Fashion student prepares to transition her small business into full-time job

Student Hope Coleman makes pencil bags, hair scrunchies, tote bags and more from a creative studio in her home. Courtesy photo

By Avery Owens | Staff Writer

One fashion student at Baylor is using her experience of creating a small business to catapult her into a career post-graduation.

Pittsburg, Kan. senior Hope Coleman runs her business, Hope Coleman Designs, out of a creative studio in her home. She said she makes and sells things that she would want to buy, such as pencil bags, hair scrunchies, tote bags and masks.

“My first product that I developed for Hope Coleman Designs was tote bags,” Coleman said. “I just did that because I had some scrap fabric that I wasn’t using and I kind of needed to get rid of it, they sold out in like 10 minutes.

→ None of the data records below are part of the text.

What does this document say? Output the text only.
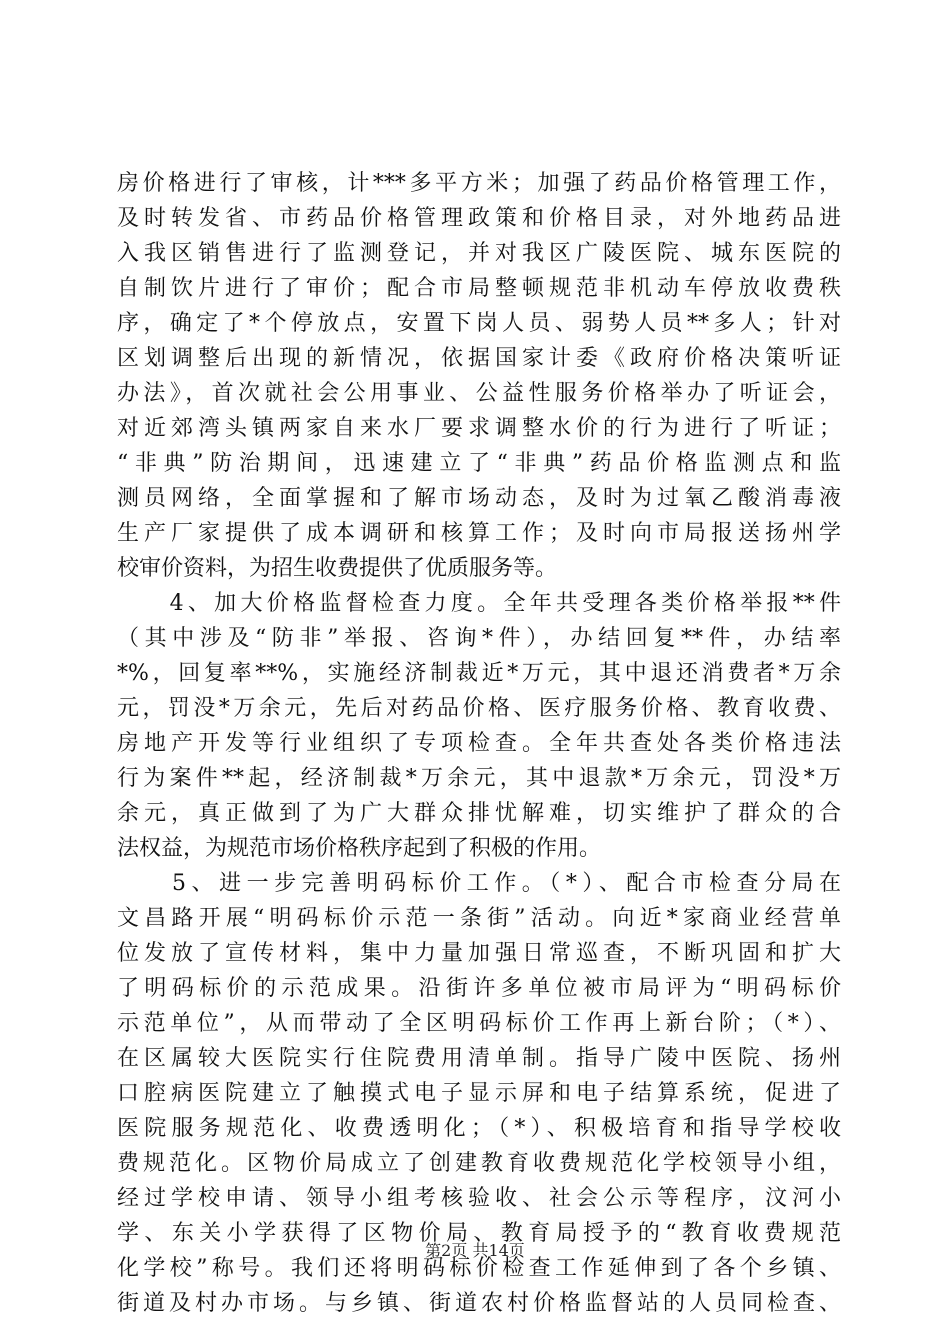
房价格进行了审核，计***多平方米；加强了药品价格管理工作，
及时转发省、市药品价格管理政策和价格目录，对外地药品进
入我区销售进行了监测登记，并对我区广陵医院、城东医院的
自制饮片进行了审价；配合市局整顿规范非机动车停放收费秩
序，确定了*个停放点，安置下岗人员、弱势人员**多人；针对
区划调整后出现的新情况，依据国家计委《政府价格决策听证
办法》，首次就社会公用事业、公益性服务价格举办了听证会，
对近郊湾头镇两家自来水厂要求调整水价的行为进行了听证；
“非典”防治期间，迅速建立了“非典”药品价格监测点和监
测员网络，全面掌握和了解市场动态，及时为过氧乙酸消毒液
生产厂家提供了成本调研和核算工作；及时向市局报送扬州学
校审价资料，为招生收费提供了优质服务等。
　　4、加大价格监督检查力度。全年共受理各类价格举报**件
（其中涉及“防非”举报、咨询*件），办结回复**件，办结率
*%，回复率**%，实施经济制裁近*万元，其中退还消费者*万余
元，罚没*万余元，先后对药品价格、医疗服务价格、教育收费、
房地产开发等行业组织了专项检查。全年共查处各类价格违法
行为案件**起，经济制裁*万余元，其中退款*万余元，罚没*万
余元，真正做到了为广大群众排忧解难，切实维护了群众的合
法权益，为规范市场价格秩序起到了积极的作用。
　　5、进一步完善明码标价工作。（*）、配合市检查分局在
文昌路开展“明码标价示范一条街”活动。向近*家商业经营单
位发放了宣传材料，集中力量加强日常巡查，不断巩固和扩大
了明码标价的示范成果。沿街许多单位被市局评为“明码标价
示范单位”，从而带动了全区明码标价工作再上新台阶；（*）、
在区属较大医院实行住院费用清单制。指导广陵中医院、扬州
口腔病医院建立了触摸式电子显示屏和电子结算系统，促进了
医院服务规范化、收费透明化；（*）、积极培育和指导学校收
费规范化。区物价局成立了创建教育收费规范化学校领导小组，
经过学校申请、领导小组考核验收、社会公示等程序，汶河小
学、东关小学获得了区物价局、教育局授予的“教育收费规范
化学校”称号。我们还将明码标价检查工作延伸到了各个乡镇、
街道及村办市场。与乡镇、街道农村价格监督站的人员同检查、
第2页 共14页
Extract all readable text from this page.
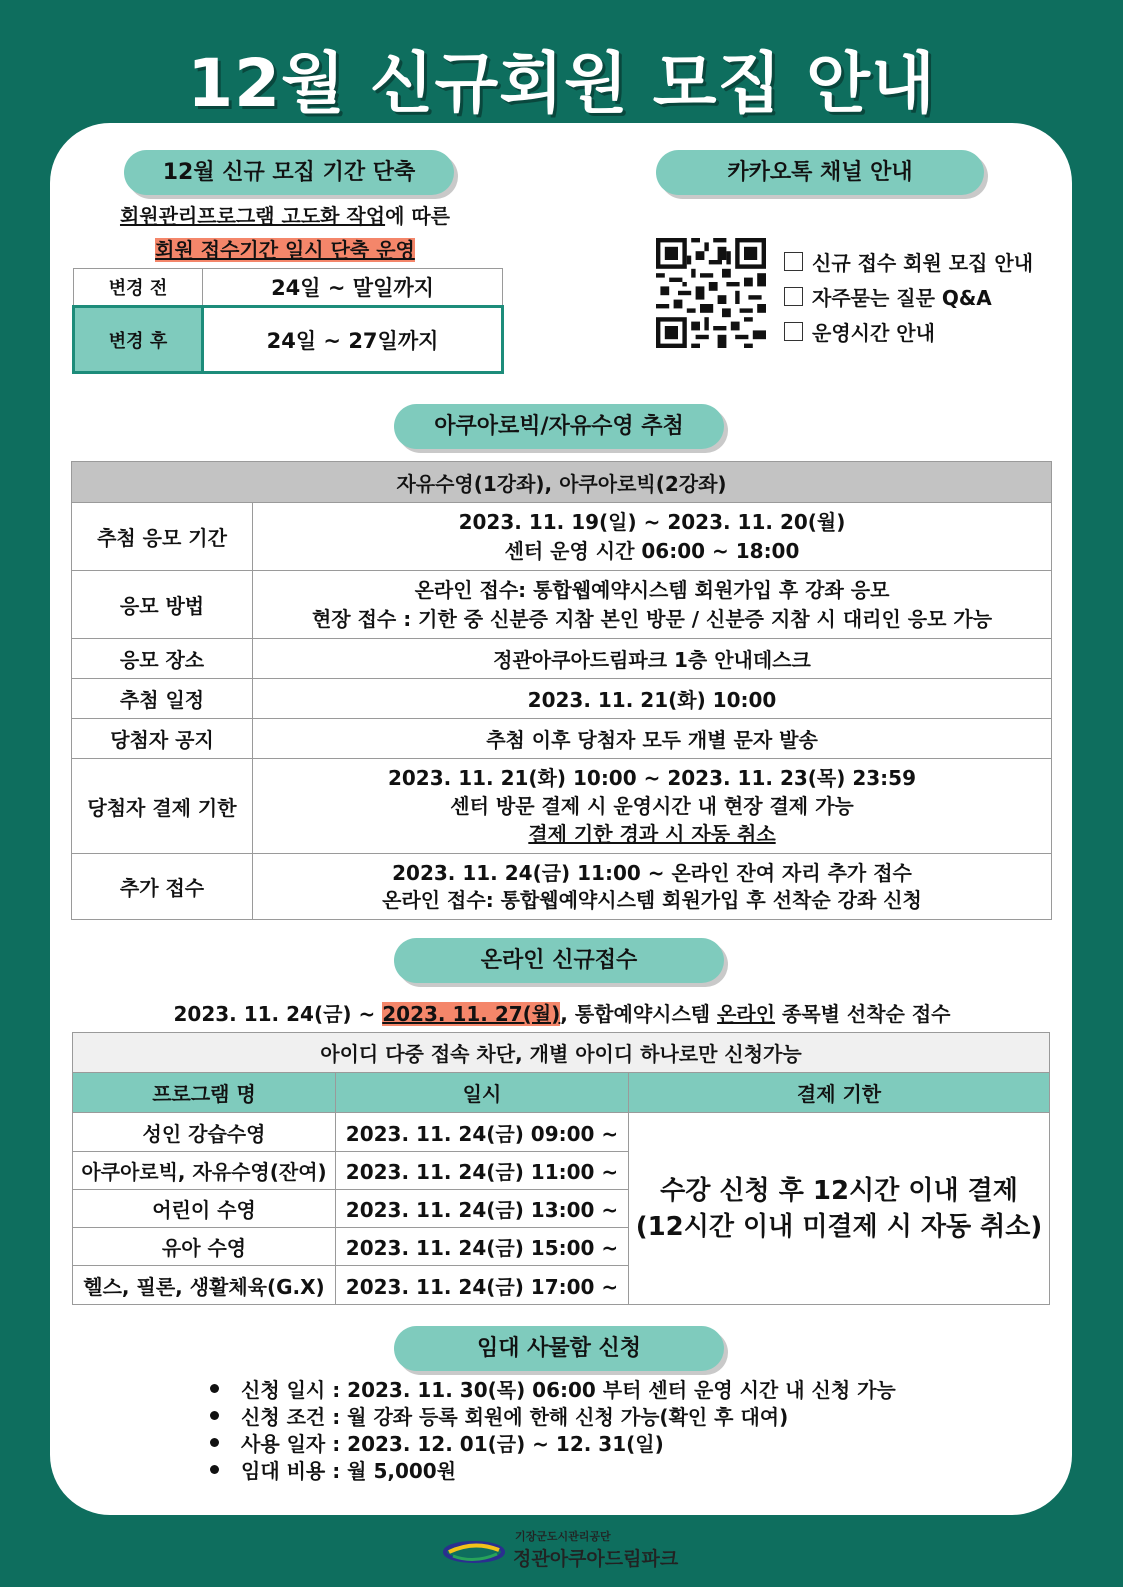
12월 신규회원 모집 안내
12월 신규 모집 기간 단축
회원관리프로그램 고도화 작업에 따른
회원 접수기간 일시 단축 운영
변경 전	24일 ~ 말일까지
변경 후	24일 ~ 27일까지
카카오톡 채널 안내
신규 접수 회원 모집 안내
자주묻는 질문 Q&A
운영시간 안내
아쿠아로빅/자유수영 추첨
자유수영(1강좌), 아쿠아로빅(2강좌)	
추첨 응모 기간	2023. 11. 19(일) ~ 2023. 11. 20(월)
센터 운영 시간 06:00 ~ 18:00

응모 방법	온라인 접수: 통합웹예약시스템 회원가입 후 강좌 응모
현장 접수 : 기한 중 신분증 지참 본인 방문 / 신분증 지참 시 대리인 응모 가능

응모 장소	정관아쿠아드림파크 1층 안내데스크

추첨 일정	2023. 11. 21(화) 10:00

당첨자 공지	추첨 이후 당첨자 모두 개별 문자 발송

당첨자 결제 기한	2023. 11. 21(화) 10:00 ~ 2023. 11. 23(목) 23:59
센터 방문 결제 시 운영시간 내 현장 결제 가능
결제 기한 경과 시 자동 취소

추가 접수	2023. 11. 24(금) 11:00 ~ 온라인 잔여 자리 추가 접수
온라인 접수: 통합웹예약시스템 회원가입 후 선착순 강좌 신청
온라인 신규접수
2023. 11. 24(금) ~ 2023. 11. 27(월), 통합예약시스템 온라인 종목별 선착순 접수
아이디 다중 접속 차단, 개별 아이디 하나로만 신청가능		
프로그램 명	일시	결제 기한
성인 강습수영	2023. 11. 24(금) 09:00 ~	수강 신청 후 12시간 이내 결제
(12시간 이내 미결제 시 자동 취소)

아쿠아로빅, 자유수영(잔여)	2023. 11. 24(금) 11:00 ~	
어린이 수영	2023. 11. 24(금) 13:00 ~	
유아 수영	2023. 11. 24(금) 15:00 ~	
헬스, 필론, 생활체육(G.X)	2023. 11. 24(금) 17:00 ~	
임대 사물함 신청
신청 일시 : 2023. 11. 30(목) 06:00 부터 센터 운영 시간 내 신청 가능
신청 조건 : 월 강좌 등록 회원에 한해 신청 가능(확인 후 대여)
사용 일자 : 2023. 12. 01(금) ~ 12. 31(일)
임대 비용 : 월 5,000원
기장군도시관리공단
정관아쿠아드림파크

Since then, I’ve added macramé, scrunchies, illustrations, PopSockets, coasters … there are about a billion things.”

Coleman said she begins her creative process as soon as an idea pops into her head.

“A lot of times I will be laying in bed and I’ll think ‘I should try this.’ I’ll go to the studio and pull all my materials together and put something together,” Coleman said.

Once Coleman gets an idea to create something, she said she feels a strong desire to see it through.

“If I crochet one square for the first time, I have to crochet a whole blanket. When I started macramé, I just made a little weave for my house and now I’m making giant things. I start small and then go huge,” Coleman said.

San Antonio senior Claire Boston said she is glad to see her friend expressing creativity through her small business.

“She is very just inherently creative and just finds the art in everything,” Boston said.

Coleman said she hopes to use get a business license soon and she has plans to rebrand her business.

“After I graduate and get married, our plan is to have him working full-time and me do basically full-time,” Coleman said. “I’m hoping to rebrand.”

Her creations are sold on her Instagram account as well as her website. Coleman also sells her products through pop up shops, like the student-run fashion blog, Buttoned Bears holds every year.

“I’ve done the Buttoned pop-up both years that I’ve been in business, then I did one at Common Grounds that was actually super successful,” Coleman said. “I sold out in probably three-quarters of my inventory.”

Coleman said her business is built on the foundation of finding joy in unique styles and creative pieces.

“My philosophy is if you love it, wear it, never allowing oneself to be defined by one certain style,” she said on her website.